Mais qu'est-ce exactement qu'un processus... d'apprentissage. Doit-on préférer
cette dénomination à celle de "stratégie" qui fait florès chez les
chercheurs en Sciences de l'Éducation qui... cherchent sans doute beaucoup mais
ne trouvent peut-être pas énormément de réponses immédiates. D'ailleurs,
hors l'imagerie médicale en neurosciences qui rend compte de ce qui se passe
dans les assemblées de neurones impliquées, il n'y a peut-être rien à
trouver. Il suffit à présent d'observer comme le recommande Georges Charpak :
mettre la main à la pâte. Essayer de savoir un peu où se passent ces choses
si mystérieuses que sont la lecture, l'écriture, l'exercice de la raison. Ça
rassure une fois qu'on le sait ! Bernard Collot n'élude pas cet aspect
théorique qu'il traite en une soixantaine de pages dans un chapitre intitulé
"Quelques éléments théoriques... et de bon sens".

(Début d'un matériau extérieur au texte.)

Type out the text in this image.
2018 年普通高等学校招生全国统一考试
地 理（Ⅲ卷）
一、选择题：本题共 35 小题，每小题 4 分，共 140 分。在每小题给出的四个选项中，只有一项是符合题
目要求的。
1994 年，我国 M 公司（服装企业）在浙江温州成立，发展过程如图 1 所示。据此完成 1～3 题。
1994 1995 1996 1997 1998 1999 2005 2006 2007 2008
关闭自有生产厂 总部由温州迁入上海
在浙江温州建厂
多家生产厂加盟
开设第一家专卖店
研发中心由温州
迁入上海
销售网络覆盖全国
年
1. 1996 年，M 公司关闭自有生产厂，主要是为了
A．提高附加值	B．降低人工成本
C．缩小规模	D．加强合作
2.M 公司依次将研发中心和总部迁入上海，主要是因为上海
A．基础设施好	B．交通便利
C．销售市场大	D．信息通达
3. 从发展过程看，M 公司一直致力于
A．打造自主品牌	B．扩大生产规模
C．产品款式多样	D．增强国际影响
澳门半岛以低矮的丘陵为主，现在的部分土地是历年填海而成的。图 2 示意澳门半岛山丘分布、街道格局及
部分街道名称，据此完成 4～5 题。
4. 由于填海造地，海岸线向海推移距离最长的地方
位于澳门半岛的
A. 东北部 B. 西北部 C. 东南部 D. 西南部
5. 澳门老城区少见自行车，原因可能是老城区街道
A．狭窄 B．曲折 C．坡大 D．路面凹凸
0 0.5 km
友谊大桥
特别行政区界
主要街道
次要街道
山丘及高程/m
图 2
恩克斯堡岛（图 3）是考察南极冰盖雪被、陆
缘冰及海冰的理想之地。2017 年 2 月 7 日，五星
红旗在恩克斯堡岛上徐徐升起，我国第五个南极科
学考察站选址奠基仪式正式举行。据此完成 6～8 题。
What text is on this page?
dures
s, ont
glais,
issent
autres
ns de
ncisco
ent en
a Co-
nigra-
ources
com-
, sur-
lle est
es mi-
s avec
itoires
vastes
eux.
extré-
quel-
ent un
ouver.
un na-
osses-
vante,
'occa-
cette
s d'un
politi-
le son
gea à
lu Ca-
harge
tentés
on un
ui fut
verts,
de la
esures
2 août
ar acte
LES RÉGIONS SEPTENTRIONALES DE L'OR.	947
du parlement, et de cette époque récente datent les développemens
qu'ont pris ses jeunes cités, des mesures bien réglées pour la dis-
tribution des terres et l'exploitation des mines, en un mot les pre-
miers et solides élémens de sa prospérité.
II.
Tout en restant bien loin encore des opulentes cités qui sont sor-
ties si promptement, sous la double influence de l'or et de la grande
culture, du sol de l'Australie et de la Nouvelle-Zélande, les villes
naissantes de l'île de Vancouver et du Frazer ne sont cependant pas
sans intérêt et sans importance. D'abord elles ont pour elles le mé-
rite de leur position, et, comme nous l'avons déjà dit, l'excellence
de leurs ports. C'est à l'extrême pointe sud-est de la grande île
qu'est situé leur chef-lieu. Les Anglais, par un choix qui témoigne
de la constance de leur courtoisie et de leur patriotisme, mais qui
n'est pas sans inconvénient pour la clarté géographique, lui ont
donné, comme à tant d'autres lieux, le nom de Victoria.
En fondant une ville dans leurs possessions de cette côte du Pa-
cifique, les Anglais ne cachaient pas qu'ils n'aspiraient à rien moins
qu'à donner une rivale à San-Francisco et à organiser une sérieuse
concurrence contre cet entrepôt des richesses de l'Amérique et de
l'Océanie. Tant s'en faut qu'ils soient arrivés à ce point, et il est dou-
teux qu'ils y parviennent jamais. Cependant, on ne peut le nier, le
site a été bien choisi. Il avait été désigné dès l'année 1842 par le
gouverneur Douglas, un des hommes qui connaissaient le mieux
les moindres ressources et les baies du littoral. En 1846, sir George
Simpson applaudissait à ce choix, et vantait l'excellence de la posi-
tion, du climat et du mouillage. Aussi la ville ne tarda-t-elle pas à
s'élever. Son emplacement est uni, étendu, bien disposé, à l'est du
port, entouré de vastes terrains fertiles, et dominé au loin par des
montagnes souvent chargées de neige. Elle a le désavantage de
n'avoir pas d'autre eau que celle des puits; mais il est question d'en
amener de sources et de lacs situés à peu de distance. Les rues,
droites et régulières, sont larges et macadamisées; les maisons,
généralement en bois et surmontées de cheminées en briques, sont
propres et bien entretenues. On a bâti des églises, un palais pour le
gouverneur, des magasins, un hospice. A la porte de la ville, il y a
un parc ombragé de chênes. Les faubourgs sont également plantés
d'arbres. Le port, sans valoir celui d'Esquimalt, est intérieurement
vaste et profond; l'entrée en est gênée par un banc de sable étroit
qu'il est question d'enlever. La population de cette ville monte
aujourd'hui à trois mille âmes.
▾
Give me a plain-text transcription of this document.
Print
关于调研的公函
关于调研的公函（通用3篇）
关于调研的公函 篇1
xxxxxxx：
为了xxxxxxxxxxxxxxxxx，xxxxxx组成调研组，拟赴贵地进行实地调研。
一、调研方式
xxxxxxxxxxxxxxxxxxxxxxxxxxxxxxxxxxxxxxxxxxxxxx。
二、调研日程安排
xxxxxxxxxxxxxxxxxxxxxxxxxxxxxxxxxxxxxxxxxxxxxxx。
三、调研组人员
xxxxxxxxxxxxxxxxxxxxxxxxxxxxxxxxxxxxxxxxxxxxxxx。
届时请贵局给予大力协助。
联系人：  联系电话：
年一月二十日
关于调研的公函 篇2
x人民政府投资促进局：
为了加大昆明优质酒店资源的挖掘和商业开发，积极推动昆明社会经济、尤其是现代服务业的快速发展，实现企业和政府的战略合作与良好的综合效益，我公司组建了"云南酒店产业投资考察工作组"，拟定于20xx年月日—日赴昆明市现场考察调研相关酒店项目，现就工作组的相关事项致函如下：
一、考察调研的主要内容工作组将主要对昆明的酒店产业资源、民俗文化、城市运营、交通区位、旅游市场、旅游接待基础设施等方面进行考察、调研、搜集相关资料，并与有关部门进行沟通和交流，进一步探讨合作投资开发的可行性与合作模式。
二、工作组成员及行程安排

C'est un vrai bonheur que de lire ce livre aussi rafraîchissant qu'humaniste.
Bonheur que celui d'enseigner autrement et bonheur d'apprendre pour soi et par
soi...
Alors CP ou CM2, ça n'a plus d'importance ! Du moment que le maître ou la
maîtresse « nourrit » les 'processus' des enfants heureux d'apprendre... Une
mouche ou une araignée suffiront à allumer le feu de la curiosité sans fin.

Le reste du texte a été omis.